HARLEMWORLD: Doing Race and Class in Contemporary Black America
From being "in vogue" during the Renaissance of the 1920s, when this thriving, culturally rich and diverse African-American community was a favorite entertainment nightspot for white down-towners, to the late 1960s, when its image was that of a strife-torn war zone, Harlem has become the mythological site of American "blackness." It is this myth—"Harlemworld"—that Jackson, a Columbia-trained sociologist and postdoctoral fellow at Harvard University, is eager to deconstruct. Leaving his Columbia University student housing and living on one of Harlem's commercial avenues, Jackson began doing field work and interviewing dozens of residents. For some, Harlem represents an actual return home ("this is where my people are from"); others, like Paul, a middle-class architect who just moved there, view it as a new, and complicated, beginning. Neatly and expertly weaving theory with analysis through these interviews (and while monitoring the increasingly rapid gentrification of the neighborhood), Jackson discovers that both identities built around race and class are far less monolithic than even Harlem residents believe.
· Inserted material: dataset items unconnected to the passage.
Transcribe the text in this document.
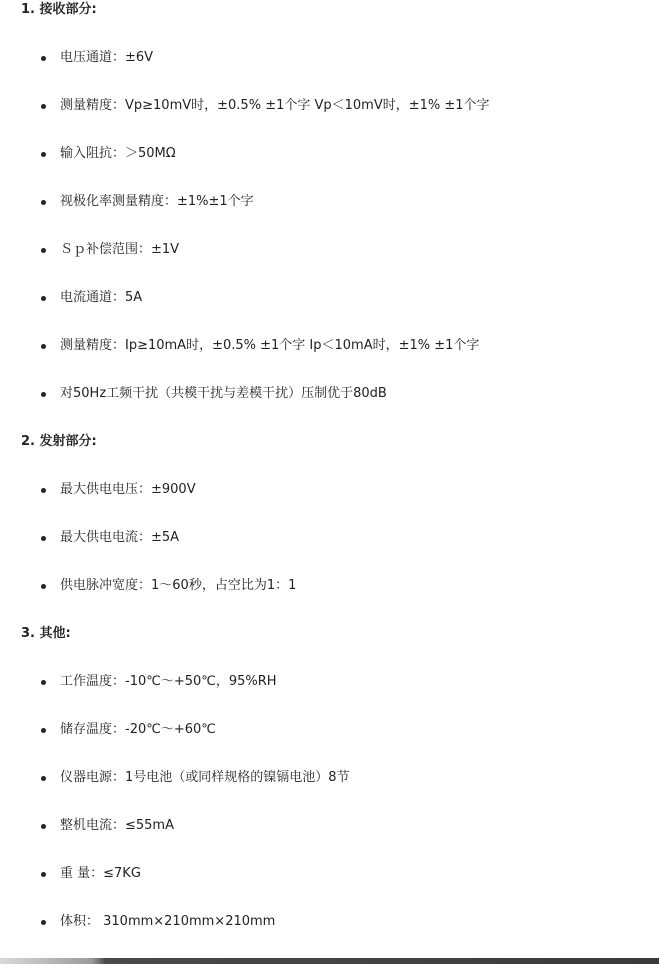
1. 接收部分:
电压通道：±6V
测量精度：Vp≥10mV时，±0.5% ±1个字 Vp＜10mV时，±1% ±1个字
输入阻抗：＞50MΩ
视极化率测量精度：±1%±1个字
Ｓｐ补偿范围：±1V
电流通道：5A
测量精度：Ip≥10mA时，±0.5% ±1个字 Ip＜10mA时，±1% ±1个字
对50Hz工频干扰（共模干扰与差模干扰）压制优于80dB
2. 发射部分:
最大供电电压：±900V
最大供电电流：±5A
供电脉冲宽度：1～60秒，占空比为1：1
3. 其他:
工作温度：-10℃～+50℃，95%RH
储存温度：-20℃～+60℃
仪器电源：1号电池（或同样规格的镍镉电池）8节
整机电流：≤55mA
重 量：≤7KG
体积： 310mm×210mm×210mm
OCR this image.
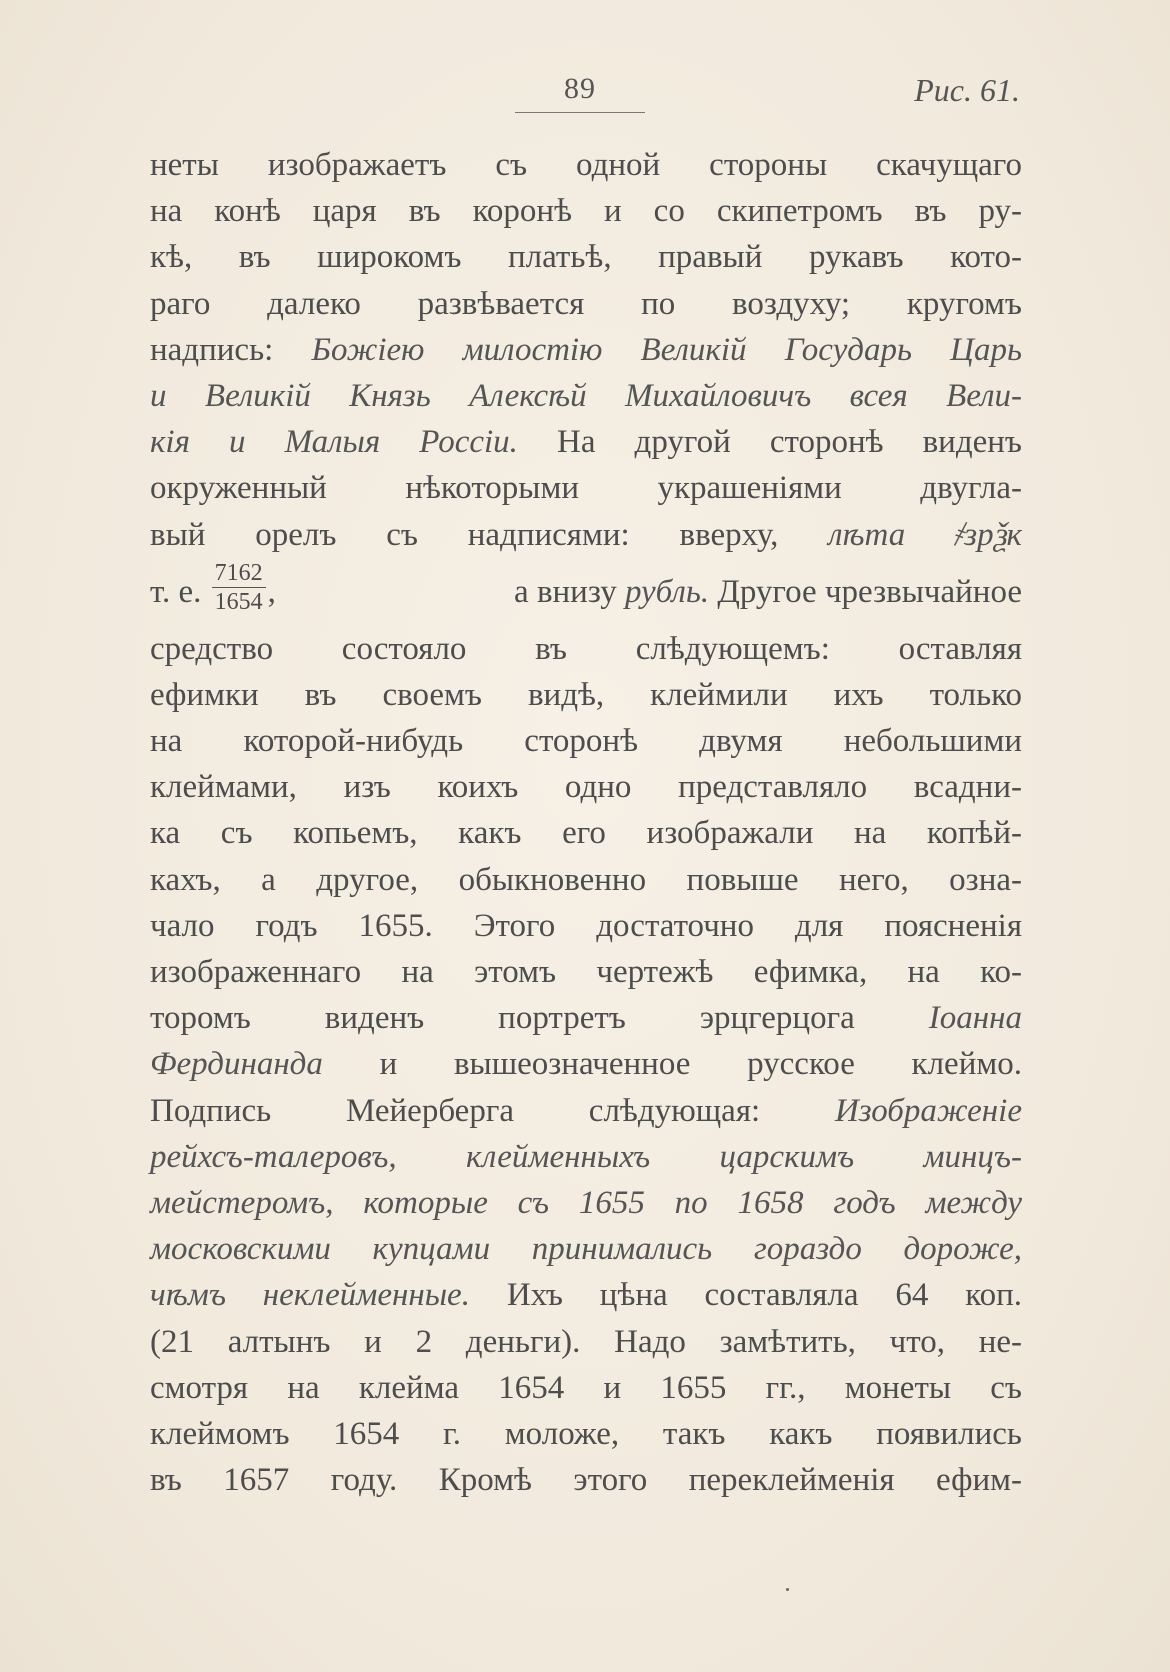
89	Рис. 61.
неты изображаетъ съ одной стороны скачущаго
на конѣ царя въ коронѣ и со скипетромъ въ ру-
кѣ, въ широкомъ платьѣ, правый рукавъ кото-
раго далеко развѣвается по воздуху; кругомъ
надпись: Божіею милостію Великій Государь Царь
и Великій Князь Алексѣй Михайловичъ всея Вели-
кія и Малыя Россіи. На другой сторонѣ виденъ
окруженный нѣкоторыми украшеніями двугла-
вый орелъ съ надписями: вверху, лѣта ҂зрѯк
т. е. $\frac{7162}{1654}$ ,	а внизу рубль. Другое чрезвычайное
средство состояло въ слѣдующемъ: оставляя
ефимки въ своемъ видѣ, клеймили ихъ только
на которой-нибудь сторонѣ двумя небольшими
клеймами, изъ коихъ одно представляло всадни-
ка съ копьемъ, какъ его изображали на копѣй-
кахъ, а другое, обыкновенно повыше него, озна-
чало годъ 1655. Этого достаточно для поясненія
изображеннаго на этомъ чертежѣ ефимка, на ко-
торомъ виденъ портретъ эрцгерцога Іоанна
Фердинанда и вышеозначенное русское клеймо.
Подпись Мейерберга слѣдующая: Изображеніе
рейхсъ-талеровъ, клейменныхъ царскимъ минцъ-
мейстеромъ, которые съ 1655 по 1658 годъ между
московскими купцами принимались гораздо дороже,
чѣмъ неклейменные. Ихъ цѣна составляла 64 коп.
(21 алтынъ и 2 деньги). Надо замѣтить, что, не-
смотря на клейма 1654 и 1655 гг., монеты съ
клеймомъ 1654 г. моложе, такъ какъ появились
въ 1657 году. Кромѣ этого переклейменія ефим-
He also presents astute and often astonishing insights into the images of Harlem promoted in African-American–produced popular culture like rap, hip-hop and films like Hoodlum. While written from an academic perspective, the original and exceptionally perceptive analysis Jackson provides about race and class in U.S. culture will interest anyone trying to think them though. (Dec.)
Forecast:While this book never completely transcends its roots as a doctoral thesis, it does read enough like a trade book to be reviewed in newspapers; pundits will take it up either way, and journals like the New Republic are a lock. University libraries and syllabi will be a steady long-term market.